3. O que há de particularmente grave no presente crime, além dos requintes de perversidade de que se revestiu (a vítima, entre outras sevícias, foi amarrada, enforcada, arrastada e recebeu três tiros na cabeça) é a certeza prática de que o atentado brutal se prende a uma série pré-estabelecida e objeto de ameaças e avisos.
4. Houve, primeiro, ameaças escritas em Edifícios, acompanhadas, por vezes, de disparos de armas de fogo. O Palácio de Manguinhos recebeu numerosas inscrições. O Giriquiti foi alvejado. A residência do Arcebispo, na Igreja das Fronteiras, alvejada e pichada.
5. Vieram, depois, ameaças telefônicas, com o anúncio de que já estavam escolhidas as próximas vítimas.
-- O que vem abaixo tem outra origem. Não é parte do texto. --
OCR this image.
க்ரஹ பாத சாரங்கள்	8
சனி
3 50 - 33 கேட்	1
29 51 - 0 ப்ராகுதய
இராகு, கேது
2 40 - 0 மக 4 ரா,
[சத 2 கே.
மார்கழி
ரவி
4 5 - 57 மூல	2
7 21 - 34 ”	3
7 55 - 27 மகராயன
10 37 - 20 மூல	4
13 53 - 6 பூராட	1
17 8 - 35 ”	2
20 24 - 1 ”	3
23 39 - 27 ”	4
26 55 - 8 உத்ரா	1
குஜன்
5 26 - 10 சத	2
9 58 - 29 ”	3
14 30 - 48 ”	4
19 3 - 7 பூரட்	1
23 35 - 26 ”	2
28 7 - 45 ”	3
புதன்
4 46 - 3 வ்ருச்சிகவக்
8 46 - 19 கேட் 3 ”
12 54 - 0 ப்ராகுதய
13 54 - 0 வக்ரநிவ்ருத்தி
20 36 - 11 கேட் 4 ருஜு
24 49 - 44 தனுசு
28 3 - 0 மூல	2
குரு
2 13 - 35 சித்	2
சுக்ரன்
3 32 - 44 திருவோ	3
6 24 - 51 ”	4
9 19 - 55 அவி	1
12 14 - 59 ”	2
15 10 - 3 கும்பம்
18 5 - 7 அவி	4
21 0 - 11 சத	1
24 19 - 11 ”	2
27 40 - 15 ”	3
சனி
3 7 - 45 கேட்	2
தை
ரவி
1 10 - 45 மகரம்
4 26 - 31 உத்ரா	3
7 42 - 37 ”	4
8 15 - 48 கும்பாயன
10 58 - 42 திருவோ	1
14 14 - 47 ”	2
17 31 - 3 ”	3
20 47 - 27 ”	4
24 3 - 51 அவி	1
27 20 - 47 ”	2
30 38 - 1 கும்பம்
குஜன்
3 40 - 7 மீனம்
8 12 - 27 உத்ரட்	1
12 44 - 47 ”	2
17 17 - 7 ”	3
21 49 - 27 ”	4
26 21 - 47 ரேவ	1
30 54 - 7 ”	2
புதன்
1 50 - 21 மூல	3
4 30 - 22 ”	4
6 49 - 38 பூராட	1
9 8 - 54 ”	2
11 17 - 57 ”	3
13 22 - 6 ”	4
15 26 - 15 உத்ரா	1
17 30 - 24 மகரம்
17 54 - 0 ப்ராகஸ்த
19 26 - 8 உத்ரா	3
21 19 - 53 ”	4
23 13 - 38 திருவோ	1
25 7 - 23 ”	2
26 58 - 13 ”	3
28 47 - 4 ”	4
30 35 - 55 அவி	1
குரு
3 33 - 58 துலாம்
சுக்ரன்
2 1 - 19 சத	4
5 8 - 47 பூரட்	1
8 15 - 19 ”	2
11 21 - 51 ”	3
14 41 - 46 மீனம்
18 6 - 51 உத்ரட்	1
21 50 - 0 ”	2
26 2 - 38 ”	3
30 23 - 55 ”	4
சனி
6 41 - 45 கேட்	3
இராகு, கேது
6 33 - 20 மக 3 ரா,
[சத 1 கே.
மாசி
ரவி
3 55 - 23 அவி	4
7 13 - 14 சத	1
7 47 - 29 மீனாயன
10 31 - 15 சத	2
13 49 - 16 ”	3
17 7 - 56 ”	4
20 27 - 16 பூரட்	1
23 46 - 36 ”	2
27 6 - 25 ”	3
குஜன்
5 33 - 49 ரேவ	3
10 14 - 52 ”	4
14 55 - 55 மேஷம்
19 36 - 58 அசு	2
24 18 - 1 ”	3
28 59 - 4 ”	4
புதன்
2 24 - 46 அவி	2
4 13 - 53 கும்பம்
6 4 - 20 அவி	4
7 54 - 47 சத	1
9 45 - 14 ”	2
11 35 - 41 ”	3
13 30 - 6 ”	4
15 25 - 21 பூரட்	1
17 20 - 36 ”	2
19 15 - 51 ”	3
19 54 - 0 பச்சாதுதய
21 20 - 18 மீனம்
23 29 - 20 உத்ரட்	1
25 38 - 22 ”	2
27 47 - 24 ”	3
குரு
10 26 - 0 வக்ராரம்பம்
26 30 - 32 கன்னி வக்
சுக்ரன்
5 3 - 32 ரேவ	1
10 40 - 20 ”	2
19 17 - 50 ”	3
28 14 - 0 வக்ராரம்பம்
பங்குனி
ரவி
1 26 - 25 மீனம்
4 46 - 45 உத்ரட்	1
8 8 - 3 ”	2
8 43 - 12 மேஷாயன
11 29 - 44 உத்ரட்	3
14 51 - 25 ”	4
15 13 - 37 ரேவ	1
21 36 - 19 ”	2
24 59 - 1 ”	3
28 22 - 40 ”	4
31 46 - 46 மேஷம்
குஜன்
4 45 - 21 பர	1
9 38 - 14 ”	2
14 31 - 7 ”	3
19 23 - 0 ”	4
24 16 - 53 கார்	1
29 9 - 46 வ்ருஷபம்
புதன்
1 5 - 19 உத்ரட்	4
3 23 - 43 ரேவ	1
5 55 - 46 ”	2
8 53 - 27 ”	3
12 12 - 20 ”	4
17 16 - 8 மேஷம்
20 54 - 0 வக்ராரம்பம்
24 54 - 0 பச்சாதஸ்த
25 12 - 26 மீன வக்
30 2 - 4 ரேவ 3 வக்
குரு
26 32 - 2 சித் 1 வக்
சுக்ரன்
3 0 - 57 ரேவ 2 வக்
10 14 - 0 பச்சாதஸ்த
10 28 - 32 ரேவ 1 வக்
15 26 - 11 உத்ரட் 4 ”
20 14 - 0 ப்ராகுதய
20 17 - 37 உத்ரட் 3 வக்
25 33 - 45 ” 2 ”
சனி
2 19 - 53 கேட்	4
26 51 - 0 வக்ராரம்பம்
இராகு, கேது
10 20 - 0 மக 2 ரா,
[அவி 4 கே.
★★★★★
A primeira foi o estudante Cândido Pinto de Melo, quartanista de Engenharia, presidente da União de Estudantes de Pernambuco. Acha-se inutilizado, com a medula seccionada.
A segunda foi um jovem sacerdote, cujo crime exclusivo consistiu em exercer apostolado entre os estudantes.
6. Como cristãos e, a exemplo de Cristo e do proto-mártir São Estevam, pedimos a Deus perdão para os assassinos, repetindo a palavra do Mestre: “Eles não sabem o que fazem”.
Mas julgamo-nos no direito e no dever de erguer um clamor para que, ao menos, não prossiga o trabalho sinistro deste novo esquadrão de morte.
7. Que o holocausto do Pe. Antônio Henrique obtenha de Deus a graça da continuação do trabalho pelo qual doou a vida e a conversão de seus
algozes.
Recife, 27 de maio de 1969
† Dom Helder, Arcebispo de Olinda e Recife
† José Lamartine, Bispo Auxiliar e Vigário Geral
216 Dom Helder
Mons. Arnaldo Cabral, Vigário Episcopal
Mons. Isnaldo Fonseca, Vigário Episcopal
Mons. Ernanne Pinheiro, Vigário Episcopal
*
A enorme Assembleia cantou e rezou durante todo o Santo Sacrifício.
Quando irrompeu o “Prova de amor maior não há, do que doar a vida pelo irmão” ouviram-se soluços…
*
E aqui estamos de Vigília e de plantão. Há o temor de que pretendam obrigar-nos a um sepultamento precipitado e sem assistência. Em caso contrário, será uma apoteose: após a segunda concelebração, o enterro seguirá a pé, até o início da Avenida Caxangá.
*
O que a muitos parecia fantasia, de repente tornou-se claro para a Cidade inteira. Querem que eu me proteja; que não ande só, a noite; que não durma só. Quem disse que eu ando só? Quem disse que eu durmo só? Andam e dormem comigo o Pai, e o Filho e o Espírito Santo. Velam por mim a Mãe querida e José, o Amigo fiel… Nada acontece ou acontecerá por Acaso.
É graça, é privilégio viver a oitava bem aventurança!